Inspired to do good

Inspired to do good

May 28th, 2012  |  Published in Community, Laos

Lao Project Group (LPG) provides project coordination, consulting, translation assistance and ongoing support for multi-ethnic rural Lao communities, volunteers and donors. Ounprason Inthachith, Founder and Project Coordinator, has received high praise from friends and supporters. Nang Nonnarath Dunn of Village Run is currently working with LPG and states, “We understand that we might not be there at each of our projects, but we take comfort in knowing that our partner is doing exactly what our mission and vision stated.”

By Ounprason Inthachith

Mom first returned to Laos in 1995 and then every year after that. Every time she came back she would ask for money from family members, friends and myself. At that time I thought she just needed extra money for her vacation, but on my first visit back to Laos our family here in the Luang Prabang area took me around and I discovered what she was really up to. She was in fact taking money from family members to renovate temples and help people in the countryside. It was a pretty good feeling to be thanked for something you really had no idea you were doing it. So, mom gave the inspiration to what is now Lao Project Group.

I never imagined that I was going to be doing this kind of work. I remember education was not my thing and definitely not social work. Those who knew me back then, who saw how I went through school, would have never thought I was going to be some guy pushing for schools and helping people. I think the human nature part of life got a hold of me and imbedded the good bug in me or maybe I got a good kick in the butt from downfalls in life that I realized this was what I was supposed to do.

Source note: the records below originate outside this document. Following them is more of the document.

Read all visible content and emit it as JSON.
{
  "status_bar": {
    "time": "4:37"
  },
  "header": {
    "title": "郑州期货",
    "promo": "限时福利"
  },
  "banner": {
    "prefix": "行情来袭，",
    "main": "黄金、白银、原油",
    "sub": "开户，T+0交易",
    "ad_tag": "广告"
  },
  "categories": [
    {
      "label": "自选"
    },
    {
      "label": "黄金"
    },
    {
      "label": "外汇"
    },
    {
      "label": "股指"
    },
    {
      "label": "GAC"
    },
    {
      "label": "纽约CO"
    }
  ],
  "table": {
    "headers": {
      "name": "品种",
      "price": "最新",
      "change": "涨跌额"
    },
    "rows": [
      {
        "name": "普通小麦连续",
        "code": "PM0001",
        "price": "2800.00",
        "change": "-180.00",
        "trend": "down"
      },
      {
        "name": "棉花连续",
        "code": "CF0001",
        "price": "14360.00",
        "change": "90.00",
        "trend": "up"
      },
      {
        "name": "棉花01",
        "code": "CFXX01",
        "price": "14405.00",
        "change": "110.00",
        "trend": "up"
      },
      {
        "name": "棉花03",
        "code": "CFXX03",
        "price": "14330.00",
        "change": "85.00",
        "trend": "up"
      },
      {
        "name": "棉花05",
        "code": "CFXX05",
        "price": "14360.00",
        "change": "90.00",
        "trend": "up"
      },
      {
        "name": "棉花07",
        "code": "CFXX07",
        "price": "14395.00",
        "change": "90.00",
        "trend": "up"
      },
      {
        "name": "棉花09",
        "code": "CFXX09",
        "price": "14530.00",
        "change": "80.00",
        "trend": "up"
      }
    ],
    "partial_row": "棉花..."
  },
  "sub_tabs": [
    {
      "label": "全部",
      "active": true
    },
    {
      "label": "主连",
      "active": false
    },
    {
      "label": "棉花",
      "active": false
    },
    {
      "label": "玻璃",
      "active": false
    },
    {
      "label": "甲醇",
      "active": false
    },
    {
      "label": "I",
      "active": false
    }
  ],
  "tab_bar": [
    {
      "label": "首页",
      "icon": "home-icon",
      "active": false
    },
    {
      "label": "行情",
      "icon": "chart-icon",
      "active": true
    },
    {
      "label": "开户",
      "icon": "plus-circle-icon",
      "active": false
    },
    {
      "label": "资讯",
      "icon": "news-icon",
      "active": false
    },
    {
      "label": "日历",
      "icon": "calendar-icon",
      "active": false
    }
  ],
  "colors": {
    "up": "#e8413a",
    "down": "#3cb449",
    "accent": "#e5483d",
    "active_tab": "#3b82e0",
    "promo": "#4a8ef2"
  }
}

I grew up in Madison, Wisconsin and was born in Luang Prabang, Laos. My mom is from a little village in Oudomsai Province called Na Xeing Dee. My dad was from Nam Gha village of Nam Bak District. My mom still lives in Madison, but my dad has passed away and I never had any true memory of meeting him. He was part of the changes in Laos during the 70s and 80s, and never immigrated to the US with the family.

I started out pretty good in school through my sophomore year at Madison East High, but got caught up in my teenage crisis years. I later attended Memorial High School, but never got the momentum back, finding myself straying here and there. I eventually got my GED from Madison Area Technical College and continued my studies there. In the end school was just not for me. I found myself being more hands-on and went to work.

From Cousins Sub to retail at ShopKo to electronic assembly to Oscar Mayer doing line work packaging lunch’ able snacks. I continued to take classes here and there, but really never focused on one particular field. I enjoyed the classes and did well in all of them, but was really just sampling the curriculums. I suppose if I had a chance to do it again, I would do things differently. I don’t regret my decisions, which have taught me a lot and I had to grow up fast.

Here in Laos I have been promoting LPG’s goals by finding ways to get people involved in working and learning with me about Lao culture and traditions. I hope that those who participate can take home fond memories and have a sense of pride that they were part of shaping someone’s life for the better.

I really want to get Lao American communities to help by using their special knowledge and skills to work within the rural communities, because they have a lot to offer. I truly enjoy what I am doing. I keep meeting great new people in all parts of Laos and keep introducing others to our Lao culture and traditions. Most importantly, I enjoy watching my son grow up. I’m hoping he doesn’t follow the path his father took in getting to where I am now. I hope he will be wiser than his old man and make the right choices the first time around.